If recog can get as fast as regular LL recog, then the seamless gap between the two OLLs would be faster.


----------



## IQubic (Jun 24, 2015)

I hate to be a downer, but as much as I like this idea you and me probably use different OLLs. Although two algs might work for the same OLL they will result in a different permutation. As much as this seems cool, I don't want to re-learn my OLLs just to match your pairings.


----------



## Bindedsa (Jun 24, 2015)

IQubic said:


> I hate to be a downer, but as much as I like this idea you and me probably use different OLLs. Although two algs might work for the same OLL they will result in a different permutation. As much as this seems cool, I don't want to re-learn my OLLs just to match your pairings.

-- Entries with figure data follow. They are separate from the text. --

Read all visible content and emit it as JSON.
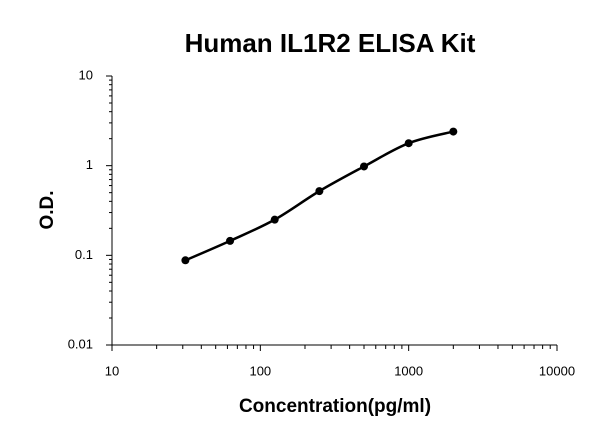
{
  "chart_data": {
    "type": "scatter",
    "title": "Human IL1R2 ELISA Kit",
    "x_label": "Concentration(pg/ml)",
    "y_label": "O.D.",
    "x": [
      31.25,
      62.5,
      125,
      250,
      500,
      1000,
      2000
    ],
    "values": [
      0.088,
      0.145,
      0.25,
      0.52,
      0.98,
      1.78,
      2.4
    ],
    "color": "#000000",
    "xscale": "log",
    "yscale": "log",
    "xlim": [
      10,
      10000
    ],
    "xticks": [
      10,
      100,
      1000,
      10000
    ],
    "ylim": [
      0.01,
      10
    ],
    "yticks": [
      0.01,
      0.1,
      1,
      10
    ]
  }
}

Chris said there are less than 200 algorithms, so it's probably well over 150. So if your not even willing to look at a few new OLLs, why would you think this is for you?


----------



## irontwig (Jun 24, 2015)

There's really no set amount of algs. It's more of a general approach. Also, I find it quite funny that Chris even commented on the following thread, and then 4 and a half years later decided to call basically the same thing CTLL: https://www.speedsolving.com/forum/showthread.php?22254-Idea-for-CFOP-users-learning-ZBLL ...and that was just a obvious extension of Lars' idea which is even older.


----------